Sous leur serre à panneaux photovoltaïques, Sylvain et Julien Bernard, qui ont repris l’exploitation familiale située à Uchaux, dans le Vaucluse, ont créé un potager taille XXL. Depuis 2020, les deux frères font pousser en pleine terre des asperges vertes, des tomates rondes, cerises rouges, jaunes, de la noire de Crimée, mais aussi des poivrons, des concombres, des blettes, des épinards, de la mâche… Cet été, ils ont même implanté des fraises et des pastèques sur, respectivement, 1 500 m². « Les fraises ont été un échec, confie Sylvain. Nous nous sommes laissés dépasser par les attaques de la mouche drosophyle. Quant aux pastèques, elles ont fait un rendement élevé ! Nous recommencerons, l’an prochain, mais sur une surface moindre. On apprend un nouveau métier. »

Mesure des besoins en eau
L’exploitation de 95 ha est, en effet, spécialisée dans la tomate d’industrie et les grandes cultures. Depuis plusieurs années, Sylvain Bernard veut réintroduire le maraîchage, abandonné par son père à cause des aléas climatiques. Car le chiffre d’affaires à l’hectare de cette production est cinq fois supérieur à celui de la tomate d’industrie. Après avoir visité en 2015 l’exploitation de Johan Bernardin, agriculteur en Charente-Maritime, qui cultive du maraîchage sous serre photovoltaïque, les deux frères décident de se lancer.
La serre a été livrée par la société Reden Solar en 2019. « Elle n’a rien à voir avec les chapelles ultra-modernes, indique l’agriculteur. C’est une serre simple, qui a pour tout équipement un ordinateur qui sert à gérer les panneaux de ventilation. » Sylvain et Julien ont donc investi 120 000 euros dans une station de ferti-irrigation gérée par ordinateur, ainsi que dans des structures de palissage pour la conduite des tomates, des concombres et des poivrons. S’y ajoutent trois nacelles pour effectuer les travaux sur les plantes et des chariots de récolte. « Le système d’irrigation représente 50 % de cette dépense, souligne Sylvain. Nous produisons un grand nombre d’espèces, qui ont des besoins en eau différents. Chaque culture doit donc être pilotée à la carte. »
Dans la serre, qui se divise en deux parties dans le sens de la longueur, les cultures sont réparties, de part et d’autre, sur seize travées de 9 mètres de largeur.

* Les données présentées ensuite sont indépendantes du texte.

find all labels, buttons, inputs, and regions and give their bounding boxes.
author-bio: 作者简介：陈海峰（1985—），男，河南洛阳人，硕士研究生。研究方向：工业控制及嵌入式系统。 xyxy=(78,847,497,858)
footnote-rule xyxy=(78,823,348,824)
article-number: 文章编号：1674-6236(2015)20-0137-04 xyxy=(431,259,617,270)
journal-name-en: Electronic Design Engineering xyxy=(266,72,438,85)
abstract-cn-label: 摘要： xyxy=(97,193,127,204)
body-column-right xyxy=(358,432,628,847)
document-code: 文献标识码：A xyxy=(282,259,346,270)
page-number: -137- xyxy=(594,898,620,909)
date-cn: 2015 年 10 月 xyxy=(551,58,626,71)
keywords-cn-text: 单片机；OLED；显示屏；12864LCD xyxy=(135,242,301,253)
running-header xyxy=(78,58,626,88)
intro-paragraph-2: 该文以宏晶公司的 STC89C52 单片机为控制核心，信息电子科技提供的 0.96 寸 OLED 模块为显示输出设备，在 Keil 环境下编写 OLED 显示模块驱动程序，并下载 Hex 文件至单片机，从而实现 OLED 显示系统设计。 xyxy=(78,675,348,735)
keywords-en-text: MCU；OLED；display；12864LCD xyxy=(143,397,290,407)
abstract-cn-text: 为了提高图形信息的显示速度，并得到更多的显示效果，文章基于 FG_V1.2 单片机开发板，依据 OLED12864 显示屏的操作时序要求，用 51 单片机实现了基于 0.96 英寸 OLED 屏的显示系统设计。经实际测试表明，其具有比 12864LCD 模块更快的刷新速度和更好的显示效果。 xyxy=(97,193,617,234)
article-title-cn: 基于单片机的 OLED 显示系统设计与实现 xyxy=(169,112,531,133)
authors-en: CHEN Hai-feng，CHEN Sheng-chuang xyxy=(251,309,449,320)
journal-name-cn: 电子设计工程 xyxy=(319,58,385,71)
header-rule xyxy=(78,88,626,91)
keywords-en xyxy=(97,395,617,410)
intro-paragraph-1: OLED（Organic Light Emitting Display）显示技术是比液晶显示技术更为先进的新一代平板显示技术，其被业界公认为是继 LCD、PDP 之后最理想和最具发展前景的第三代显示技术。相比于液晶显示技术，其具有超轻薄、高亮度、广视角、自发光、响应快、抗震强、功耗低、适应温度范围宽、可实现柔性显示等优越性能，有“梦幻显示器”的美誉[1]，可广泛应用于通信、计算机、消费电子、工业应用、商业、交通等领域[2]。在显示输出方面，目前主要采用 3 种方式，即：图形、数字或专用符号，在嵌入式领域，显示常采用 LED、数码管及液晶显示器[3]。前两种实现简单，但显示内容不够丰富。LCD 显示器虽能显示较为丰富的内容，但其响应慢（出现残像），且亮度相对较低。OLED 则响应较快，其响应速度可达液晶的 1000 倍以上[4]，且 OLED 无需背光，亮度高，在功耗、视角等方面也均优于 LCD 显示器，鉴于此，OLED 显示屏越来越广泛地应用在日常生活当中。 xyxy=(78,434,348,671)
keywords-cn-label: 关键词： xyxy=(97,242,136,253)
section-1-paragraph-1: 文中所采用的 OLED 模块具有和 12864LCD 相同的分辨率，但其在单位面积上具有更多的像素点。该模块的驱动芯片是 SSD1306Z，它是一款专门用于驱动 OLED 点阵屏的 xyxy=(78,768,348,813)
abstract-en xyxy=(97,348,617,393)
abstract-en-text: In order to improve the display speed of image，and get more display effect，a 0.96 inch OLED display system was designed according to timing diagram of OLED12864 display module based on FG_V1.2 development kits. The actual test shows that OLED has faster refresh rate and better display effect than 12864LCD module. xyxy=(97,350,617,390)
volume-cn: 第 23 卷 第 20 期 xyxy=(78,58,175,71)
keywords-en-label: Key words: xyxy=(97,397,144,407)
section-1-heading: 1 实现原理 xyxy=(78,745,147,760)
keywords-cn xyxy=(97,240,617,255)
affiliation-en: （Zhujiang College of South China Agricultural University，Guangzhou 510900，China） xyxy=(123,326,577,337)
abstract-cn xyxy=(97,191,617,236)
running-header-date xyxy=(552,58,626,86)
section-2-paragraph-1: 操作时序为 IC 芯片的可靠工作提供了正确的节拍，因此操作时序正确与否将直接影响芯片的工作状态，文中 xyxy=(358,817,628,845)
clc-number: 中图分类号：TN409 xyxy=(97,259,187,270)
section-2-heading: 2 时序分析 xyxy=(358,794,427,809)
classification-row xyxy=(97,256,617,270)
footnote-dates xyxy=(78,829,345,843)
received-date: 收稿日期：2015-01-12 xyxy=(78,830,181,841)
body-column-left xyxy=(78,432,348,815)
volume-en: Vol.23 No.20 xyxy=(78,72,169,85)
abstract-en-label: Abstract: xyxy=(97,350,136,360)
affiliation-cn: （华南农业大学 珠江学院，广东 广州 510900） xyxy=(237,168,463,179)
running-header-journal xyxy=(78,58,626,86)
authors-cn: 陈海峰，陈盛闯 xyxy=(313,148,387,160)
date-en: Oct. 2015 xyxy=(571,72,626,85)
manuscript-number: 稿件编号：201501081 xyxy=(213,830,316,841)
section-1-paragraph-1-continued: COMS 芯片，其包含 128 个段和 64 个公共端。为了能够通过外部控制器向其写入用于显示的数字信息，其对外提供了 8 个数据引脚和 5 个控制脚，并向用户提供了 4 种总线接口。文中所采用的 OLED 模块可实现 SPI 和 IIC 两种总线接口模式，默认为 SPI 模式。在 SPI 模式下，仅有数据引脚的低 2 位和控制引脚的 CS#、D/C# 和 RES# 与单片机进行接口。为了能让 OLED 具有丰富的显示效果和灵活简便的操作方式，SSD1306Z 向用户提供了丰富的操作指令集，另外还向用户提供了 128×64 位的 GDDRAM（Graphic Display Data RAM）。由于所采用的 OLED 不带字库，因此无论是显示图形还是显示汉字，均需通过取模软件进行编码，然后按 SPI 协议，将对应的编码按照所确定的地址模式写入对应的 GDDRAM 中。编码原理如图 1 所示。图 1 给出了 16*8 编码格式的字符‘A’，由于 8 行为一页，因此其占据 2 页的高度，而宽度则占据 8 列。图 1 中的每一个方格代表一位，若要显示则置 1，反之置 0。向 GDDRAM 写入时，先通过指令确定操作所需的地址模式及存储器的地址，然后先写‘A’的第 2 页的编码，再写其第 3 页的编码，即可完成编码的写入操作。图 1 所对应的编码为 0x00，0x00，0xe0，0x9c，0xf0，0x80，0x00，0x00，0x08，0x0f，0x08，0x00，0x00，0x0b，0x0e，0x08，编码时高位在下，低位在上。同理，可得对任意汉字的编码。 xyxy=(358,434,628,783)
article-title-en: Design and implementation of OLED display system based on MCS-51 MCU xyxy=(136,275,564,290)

Ces dernières sont jalonnées de trente-deux électrovannes pour le goutte-à-goutte, et autant pour la micro-aspersion, qui se déclenchent à la demande et à la juste dose. « Pour mesurer les besoins en eau des plantes et en solutions nutritives, nous utilisons des sondes capacitives Syntek, précise l’exploitant. Elles sont positionnées entre deux plants et deux goutteurs. »
En 2020, Sylvain et Julien ont récolté, sur 9 000 m², 17 kg de tomates par pied. Cette année, la culture devrait avoisiner 19 à 20 kg par pied. « Petit à petit, nous nous améliorons, confie le serriste. Ainsi, l’irrigation a été mieux pilotée et nous devenons plus pointus sur les opérations de taille. La première année, nous avions retiré trop de bouquets. »
Pas de traitement chimique
Une autre difficulté rencontrée est le manque de luminosité de la serre, en raison de la présence des panneaux photovoltaïques sur la toiture. « Nous avons dû diminuer la densité de plantation de 15 à 20 % par rapport à une serre classique, afin de laisser pénétrer au maximum la lumière entre les plantes », précise Sylvain. Sous abris, les cultures sont, en revanche, moins sensibles aux maladies.
L’agriculteur n’effectue aucun traitement chimique. Il a recours à la lutte intégrée et aux produits de biocontrôle – souffre, cuivre – pour lutter contre le mildiou et l’oïdium. Afin de maîtriser les adventices, il implante ses cultures sur du paillage plastique. L’interrang est recouvert de bâches blanches tissées. Rien ne pousse, excepté les légumes.